Glen Sorenson

No. 33
- Position: Guard

Personal information
- Born: February 29, 1920 Salt Lake City, Utah, U.S.
- Died: February 26, 1972 (aged 51) Salt Lake City, Utah, U.S.
- Listed height: 6 ft 0 in (1.83 m)
- Listed weight: 217 lb (98 kg)

Career information
- High school: West High School (Utah)
- College: Utah State

Career history
- Green Bay Packers (1943–1945);

Awards and highlights
- NFL champion (1944);

Career statistics
- Games played: 27
- Stats at Pro Football Reference

= Glen Sorenson =

American football player (1920–1972)

Glen G. Sorenson (February 29, 1920 – February 26, 1972) was an American professional football player in the National Football League (NFL). Sorenson was born on February 29, 1920, in Salt Lake City, Utah, where he graduated from West High School. After high school, he attended Utah State University where he played as a guard for their football team.
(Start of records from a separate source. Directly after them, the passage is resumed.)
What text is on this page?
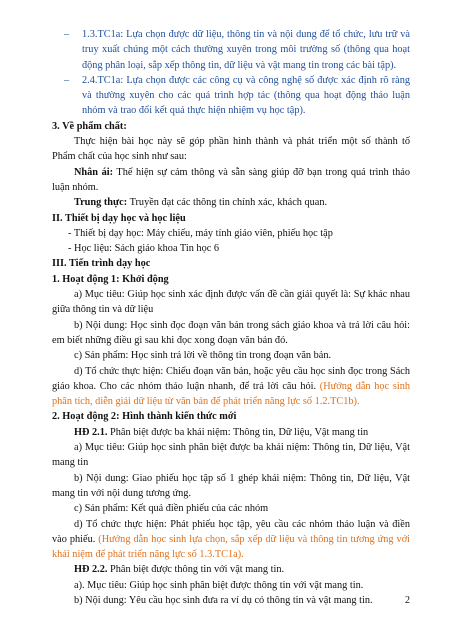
– 1.3.TC1a: Lựa chọn được dữ liệu, thông tin và nội dung để tổ chức, lưu trữ và truy xuất chúng một cách thường xuyên trong môi trường số (thông qua hoạt động phân loại, sắp xếp thông tin, dữ liệu và vật mang tin trong các bài tập).

– 2.4.TC1a: Lựa chọn được các công cụ và công nghệ số được xác định rõ ràng và thường xuyên cho các quá trình hợp tác (thông qua hoạt động thảo luận nhóm và trao đổi kết quả thực hiện nhiệm vụ học tập).

3. Về phẩm chất:

Thực hiện bài học này sẽ góp phần hình thành và phát triển một số thành tố Phẩm chất của học sinh như sau:

Nhân ái: Thể hiện sự cảm thông và sẵn sàng giúp đỡ bạn trong quá trình thảo luận nhóm.

Trung thực: Truyền đạt các thông tin chính xác, khách quan.

II. Thiết bị dạy học và học liệu

- Thiết bị dạy học: Máy chiếu, máy tính giáo viên, phiếu học tập

- Học liệu: Sách giáo khoa Tin học 6

III. Tiến trình dạy học

1. Hoạt động 1: Khởi động

a) Mục tiêu: Giúp học sinh xác định được vấn đề cần giải quyết là: Sự khác nhau giữa thông tin và dữ liệu

b) Nội dung: Học sinh đọc đoạn văn bản trong sách giáo khoa và trả lời câu hỏi: em biết những điều gì sau khi đọc xong đoạn văn bản đó.

c) Sản phẩm: Học sinh trả lời về thông tin trong đoạn văn bản.

d) Tổ chức thực hiện: Chiếu đoạn văn bản, hoặc yêu cầu học sinh đọc trong Sách giáo khoa. Cho các nhóm thảo luận nhanh, để trả lời câu hỏi. (Hướng dẫn học sinh phân tích, diễn giải dữ liệu từ văn bản để phát triển năng lực số 1.2.TC1b).

2. Hoạt động 2: Hình thành kiến thức mới

HĐ 2.1. Phân biệt được ba khái niệm: Thông tin, Dữ liệu, Vật mang tin

a) Mục tiêu: Giúp học sinh phân biệt được ba khái niệm: Thông tin, Dữ liệu, Vật mang tin

b) Nội dung: Giao phiếu học tập số 1 ghép khái niệm: Thông tin, Dữ liệu, Vật mang tin với nội dung tương ứng.

c) Sản phẩm: Kết quả điền phiếu của các nhóm

d) Tổ chức thực hiện: Phát phiếu học tập, yêu cầu các nhóm thảo luận và điền vào phiếu. (Hướng dẫn học sinh lựa chọn, sắp xếp dữ liệu và thông tin tương ứng với khái niệm để phát triển năng lực số 1.3.TC1a).

HĐ 2.2. Phân biệt được thông tin với vật mang tin.

a). Mục tiêu: Giúp học sinh phân biệt được thông tin với vật mang tin.

b) Nội dung: Yêu cầu học sinh đưa ra ví dụ có thông tin và vật mang tin.	2
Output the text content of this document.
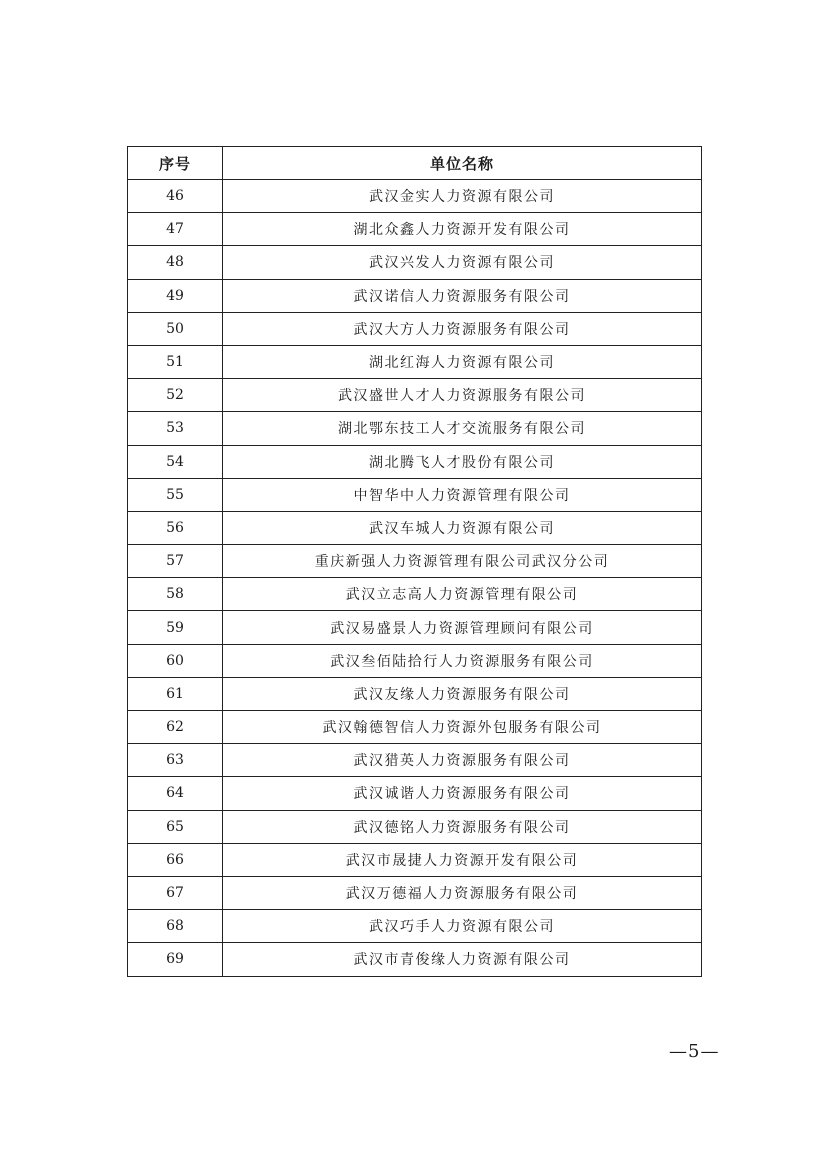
序号	单位名称
46	武汉金实人力资源有限公司
47	湖北众鑫人力资源开发有限公司
48	武汉兴发人力资源有限公司
49	武汉诺信人力资源服务有限公司
50	武汉大方人力资源服务有限公司
51	湖北红海人力资源有限公司
52	武汉盛世人才人力资源服务有限公司
53	湖北鄂东技工人才交流服务有限公司
54	湖北腾飞人才股份有限公司
55	中智华中人力资源管理有限公司
56	武汉车城人力资源有限公司
57	重庆新强人力资源管理有限公司武汉分公司
58	武汉立志高人力资源管理有限公司
59	武汉易盛景人力资源管理顾问有限公司
60	武汉叁佰陆拾行人力资源服务有限公司
61	武汉友缘人力资源服务有限公司
62	武汉翰德智信人力资源外包服务有限公司
63	武汉猎英人力资源服务有限公司
64	武汉诚谐人力资源服务有限公司
65	武汉德铭人力资源服务有限公司
66	武汉市晟捷人力资源开发有限公司
67	武汉万德福人力资源服务有限公司
68	武汉巧手人力资源有限公司
69	武汉市青俊缘人力资源有限公司
—5—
At Utah State, he was named all-Border Conference and selected for the all-Sigma Chi football team. He left the school after his junior year because the school no longer fielded a football team and signed with the Packers. He played 27 games over three seasons with the Green Bay Packers. He was on the 1944 Packers team that won the 1944 championship. Even though he signed with the team before the 1946 NFL season, he never played for the Packers again. He was noted as having only eight fingers.